He has collected eight Grammy nominations since 2013, released three chart-topping albums and is known as a streaming juggernaut.Īfter recreating rodeos and flying atop an animatronic bird over his crowds, Scott staged an international tour for “Astroworld” - named for a defunct Six Flags theme park near where he grew up - that featured a functional roller coaster that shot out over the audience. 1 single, “Sicko Mode,” with Drake, a feat Scott would repeat three more times from 2019 to 2020. “Astroworld” also featured the rapper’s first Billboard No. The album release was paired with an extensive merchandise collection that drove purchases, and it helped lead to collaborations with McDonald’s, Hot Wheels, Nike, Reese’s and more. The same year as his arrest in Arkansas, he joined the extended Kardashian universe as the boyfriend of Kylie Jenner the couple had a daughter, Stormi, in 2018 and are now expecting their second child.īut it was the release of Scott’s third album, “Astroworld,” in the summer of 2018, that cemented him among the upper echelon of superstar performers - and salesmen. He eventually pleaded guilty to a misdemeanor for disorderly conduct, and paid a $7,465.31 fine. In 2017, Scott was arrested again after a performance in Arkansas, where he was charged with inciting a riot for encouraging fans to rush the stage and bypass security. Scott later pleaded guilty to reckless conduct and was put under court supervision for a year. At the Lollapalooza festival that summer in Chicago, the rapper’s set was cut off five minutes in, after he told fans to rush the barricades, flip off security and chant, “We want rage,” resulting in a stampede that injured a 15-year-old girl.


“We don’t like people that just stand - whether you’re Black, white, brown, green, purple, yellow, blue, we don’t want you standing around.”Ī concert review from Complex that year was titled, “I Tried Not to Die at Travi$ Scott and Young Thug’s Show Last Night,” calling the concert “the most dangerous safe haven” and “a turnt-up fight for survival.”īut as Scott’s diverse audience expanded and his operation professionalized, he also ran up against the limits of his amiable anarchy. “Raging and, you know, having fun and expressing good feelings is something that I plan on doing and spreading across the globe,” Scott said.

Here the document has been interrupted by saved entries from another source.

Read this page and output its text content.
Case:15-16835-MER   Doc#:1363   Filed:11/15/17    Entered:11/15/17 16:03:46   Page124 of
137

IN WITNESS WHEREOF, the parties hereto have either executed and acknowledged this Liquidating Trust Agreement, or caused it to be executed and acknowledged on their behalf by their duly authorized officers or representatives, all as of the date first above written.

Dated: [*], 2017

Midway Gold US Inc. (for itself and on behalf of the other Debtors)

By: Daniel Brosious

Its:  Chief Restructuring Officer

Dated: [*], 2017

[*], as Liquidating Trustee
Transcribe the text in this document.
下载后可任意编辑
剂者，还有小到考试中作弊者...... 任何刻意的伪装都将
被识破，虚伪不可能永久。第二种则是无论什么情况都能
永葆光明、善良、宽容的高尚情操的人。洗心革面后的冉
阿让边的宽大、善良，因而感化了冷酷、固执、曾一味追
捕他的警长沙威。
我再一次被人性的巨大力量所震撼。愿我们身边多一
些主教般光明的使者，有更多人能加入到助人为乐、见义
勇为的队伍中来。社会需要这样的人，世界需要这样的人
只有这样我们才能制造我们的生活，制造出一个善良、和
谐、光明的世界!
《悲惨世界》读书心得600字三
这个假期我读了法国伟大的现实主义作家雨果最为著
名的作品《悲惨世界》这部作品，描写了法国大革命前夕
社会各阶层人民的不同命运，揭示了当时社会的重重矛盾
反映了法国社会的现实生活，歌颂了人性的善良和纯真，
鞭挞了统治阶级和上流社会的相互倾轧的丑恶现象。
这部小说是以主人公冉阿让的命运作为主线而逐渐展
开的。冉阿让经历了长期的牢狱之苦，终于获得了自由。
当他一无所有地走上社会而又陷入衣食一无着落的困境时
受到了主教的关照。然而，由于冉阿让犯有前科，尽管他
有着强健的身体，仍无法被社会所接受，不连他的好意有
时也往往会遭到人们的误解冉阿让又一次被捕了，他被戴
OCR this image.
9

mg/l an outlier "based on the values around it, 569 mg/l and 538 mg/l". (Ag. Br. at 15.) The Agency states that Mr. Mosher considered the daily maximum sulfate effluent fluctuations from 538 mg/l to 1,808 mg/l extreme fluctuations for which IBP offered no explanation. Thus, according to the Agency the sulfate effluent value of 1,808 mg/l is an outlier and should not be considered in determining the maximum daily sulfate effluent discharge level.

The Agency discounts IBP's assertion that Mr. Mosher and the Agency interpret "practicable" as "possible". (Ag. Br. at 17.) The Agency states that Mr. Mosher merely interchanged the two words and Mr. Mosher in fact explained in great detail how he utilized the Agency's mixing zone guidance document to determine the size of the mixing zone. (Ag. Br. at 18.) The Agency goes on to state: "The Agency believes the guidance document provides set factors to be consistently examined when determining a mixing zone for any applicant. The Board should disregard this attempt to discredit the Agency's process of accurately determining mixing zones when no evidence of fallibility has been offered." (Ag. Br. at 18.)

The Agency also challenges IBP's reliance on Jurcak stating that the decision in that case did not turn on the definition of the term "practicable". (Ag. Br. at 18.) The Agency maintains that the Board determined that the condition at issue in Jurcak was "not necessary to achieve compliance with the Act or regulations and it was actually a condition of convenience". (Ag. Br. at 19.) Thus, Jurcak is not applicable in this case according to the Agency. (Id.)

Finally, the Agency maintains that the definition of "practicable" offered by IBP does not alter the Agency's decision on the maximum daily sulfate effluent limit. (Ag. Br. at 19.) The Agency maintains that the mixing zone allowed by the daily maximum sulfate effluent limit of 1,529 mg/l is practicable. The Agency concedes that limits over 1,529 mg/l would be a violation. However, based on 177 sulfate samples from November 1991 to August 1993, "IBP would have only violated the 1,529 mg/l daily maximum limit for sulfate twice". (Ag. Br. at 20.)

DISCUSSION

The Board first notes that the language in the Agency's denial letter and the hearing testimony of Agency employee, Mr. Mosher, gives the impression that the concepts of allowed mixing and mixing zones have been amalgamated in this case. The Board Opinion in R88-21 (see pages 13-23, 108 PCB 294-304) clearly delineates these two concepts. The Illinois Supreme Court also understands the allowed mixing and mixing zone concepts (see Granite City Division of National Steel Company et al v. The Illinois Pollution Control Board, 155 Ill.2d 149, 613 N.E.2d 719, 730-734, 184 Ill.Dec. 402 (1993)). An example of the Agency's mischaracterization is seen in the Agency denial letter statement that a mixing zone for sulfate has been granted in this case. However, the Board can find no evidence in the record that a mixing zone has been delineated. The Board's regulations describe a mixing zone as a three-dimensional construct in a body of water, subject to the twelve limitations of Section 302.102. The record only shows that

Mosh pit astroworld professional#
In a 2015 GQ segment called “How to Rage With Travis Scott,” the rapper linked his childhood fantasy of becoming a professional wrestler to his later desire to make his concerts “feel like it was the WWF.” But after his proper debut, the musician began realizing his dreams of ambitious stage design and adrenaline to match. Just a year earlier, Scott was playing for tiny audiences. Using West’s inclination toward cultural pastiche, along with the genre-hopping, fashion-forward templates of artists like Kid Cudi and ASAP Rocky, Scott quickly emerged near the forefront of a micro-generation of rappers - Playboi Carti, Trippie Redd, Lil Uzi Vert - who brought a punk-rock sensibility to the mass scale of modern rap, especially in concert.Īfter a few high-profile guest appearances and two mixtapes released in 20, Scott’s first studio album, “Rodeo,” was released by Epic Records and rapper T.I.’s Grand Hustle label in 2015.

Scott, a Houston native who dropped out of the University of Texas to pursue music, became a protege to Kanye West in 2012. Yet those incidents only served to bolster the legend of the rapper’s live shows, with footage of stretchers, wheelchairs and the daredevil stunts that may have necessitated them - like leaping from lighting structures - used to illustrate Scott’s roving carnival of a career.īy Sunday, however, an official commercial for this year’s Astroworld festival that emphasized such imagery had been removed from YouTube. In an ongoing civil case, one concertgoer said he was partially paralyzed in 2017 after Scott encouraged people to jump from a third-floor balcony and then had him hoisted onstage. Twice before, Scott has been arrested and accused of inciting riots at his concerts, pleading guilty to minor charges. While crowd-control disasters have occurred at rock concerts, religious celebrations and soccer matches, the incident in Houston has quickly turned Scott’s biggest selling point and foundational philosophy as an artist into a flashpoint about his culpability after years of encouraging - and participating in - extreme behavior by his fans.